In this passage, there is the idea of 'be-ing' as a dynamic state or relationship rather than as a given object or static entity; so 'being-as-becoming'. I am reading a text at the moment which posits life as a complex of relationships on the border between stasis and chaos; it is the interweaving of these two aspects or poles which creates the 'woof and warp' of our existence; stasis, on the one hand, in which nothing ever changes, and chaos, on the other, where nothing is ever the same. Of course in reality we find order in chaos, and on the other side, chaos continually threatening order. Of course, neither can win. I am reminded again of Heraclitus 'Strife is the father of all things' and of the emblematic Ying/Yang of the Tao (richrf where are you).
I am reading History as a System. One of the first ideas in it is the exuberance of creation; the idea that life itself effortlessly give rise to an infinity of forms:
The word that springs to mind is the pleroma.

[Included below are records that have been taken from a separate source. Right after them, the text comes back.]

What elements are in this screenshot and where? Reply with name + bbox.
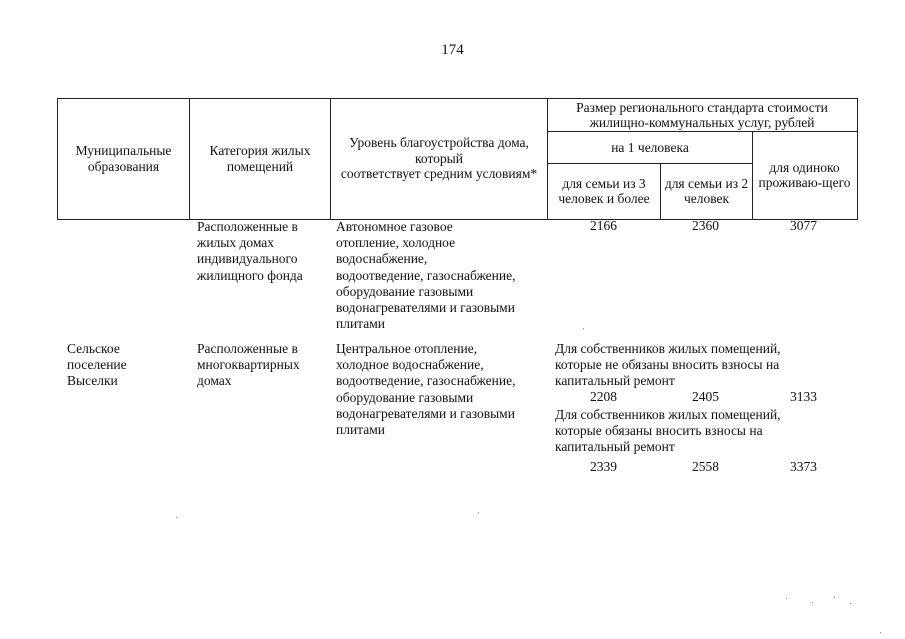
row2-note-obliged: Для собственников жилых помещений, которые обязаны вносить взносы на капитальный ремонт [555, 407, 781, 455]
row2-value1-single: 3133 [790, 389, 817, 404]
header-per-person: на 1 человека [611, 139, 689, 155]
header-level: Уровень благоустройства дома, который соответствует средним условиям* [340, 135, 538, 182]
row2-note-not-obliged: Для собственников жилых помещений, которые не обязаны вносить взносы на капитальный ремонт [555, 341, 781, 389]
scan-speck [583, 328, 584, 329]
scan-speck [478, 512, 479, 513]
header-size: Размер регионального стандарта стоимости жилищно-коммунальных услуг, рублей [576, 99, 828, 130]
row2-value2-family2: 2558 [692, 459, 719, 474]
header-family-3: для семьи из 3 человек и более [558, 175, 650, 206]
row1-value-family3: 2166 [590, 218, 617, 233]
scan-speck [176, 517, 177, 518]
scan-speck [880, 632, 881, 633]
scan-speck [786, 598, 787, 599]
scan-speck [834, 597, 835, 598]
row2-value1-family2: 2405 [692, 389, 719, 404]
row2-category: Расположенные в многоквартирных домах [197, 341, 300, 389]
header-family-2: для семьи из 2 человек [664, 175, 749, 206]
row2-value1-family3: 2208 [590, 389, 617, 404]
row2-value2-family3: 2339 [590, 459, 617, 474]
header-category: Категория жилых помещений [209, 143, 311, 174]
header-municipality: Муниципальные образования [75, 143, 172, 174]
scan-speck [812, 602, 813, 603]
row1-level: Автономное газовое отопление, холодное водоснабжение, водоотведение, газоснабжение, оборудование газовыми водонагревателями и газовыми плитами [336, 219, 516, 332]
scan-speck [850, 603, 851, 604]
row2-value2-single: 3373 [790, 459, 817, 474]
row1-value-family2: 2360 [692, 218, 719, 233]
page-number: 174 [441, 42, 464, 58]
row1-value-single: 3077 [790, 218, 817, 233]
header-single: для одиноко проживаю-щего [758, 159, 851, 190]
row2-municipality: Сельское поселение Выселки [67, 341, 127, 389]
row1-category: Расположенные в жилых домах индивидуального жилищного фонда [197, 219, 303, 283]
row2-level: Центральное отопление, холодное водоснабжение, водоотведение, газоснабжение, оборудование газовыми водонагревателями и газовыми плитами [336, 341, 516, 438]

The 'static aspect', by contrast, may indeed be that very tendency in Greek thought which gave rise to the wretched idea of Substance, which was to become, of course, Matter. Aha! So there is the culprit.
In order to speak, then, of man's being we must first elaborate a non-Elatic concept of being, as others have elaborated a non-Euclidean geometry. The time has come for the seed sown by Heraclitus to bring forth its mighty harvest.
I mean this is an interesting point but as a critique on Heidegger it fails hard.
In order to speak, then, of man's being we must first elaborate a non-Eleatic concept of being, as others have elaborated a non-Euclidean geometry. The time has come for the seed sown by Heraclitus to bring forth its mighty harvest.
By the way, you forgot that other culprit, the magnificent, but in its way equally wretched, idea of Idea.
Longknowledge;
What I am saying has nothing to do with the "inside world" or the "outside world." The "inside world" IS the "outside world". There is no "inside", "outside", or "pretending." There is only be-ing.
Humans have the capacity to "show up," to be present, but they don't have the ability because their "false god" is the "Subject-Object" mis(sed)-representation of life. The "subject-object" is only a representation, a semblance, IT IS NOT LIFE! You can spend a lifetime dredging up mountains of evidence to substantiate the existence of the "subject-object" relationship and the people around you can do the same thing and the "subject-object" will still only be a semblance, a real semblance but still a semblance.
Until you make the "leap of faith" into be-ing what I am saying will only be a hint, something that will gnaw at you and show up as "there must be "more" to life."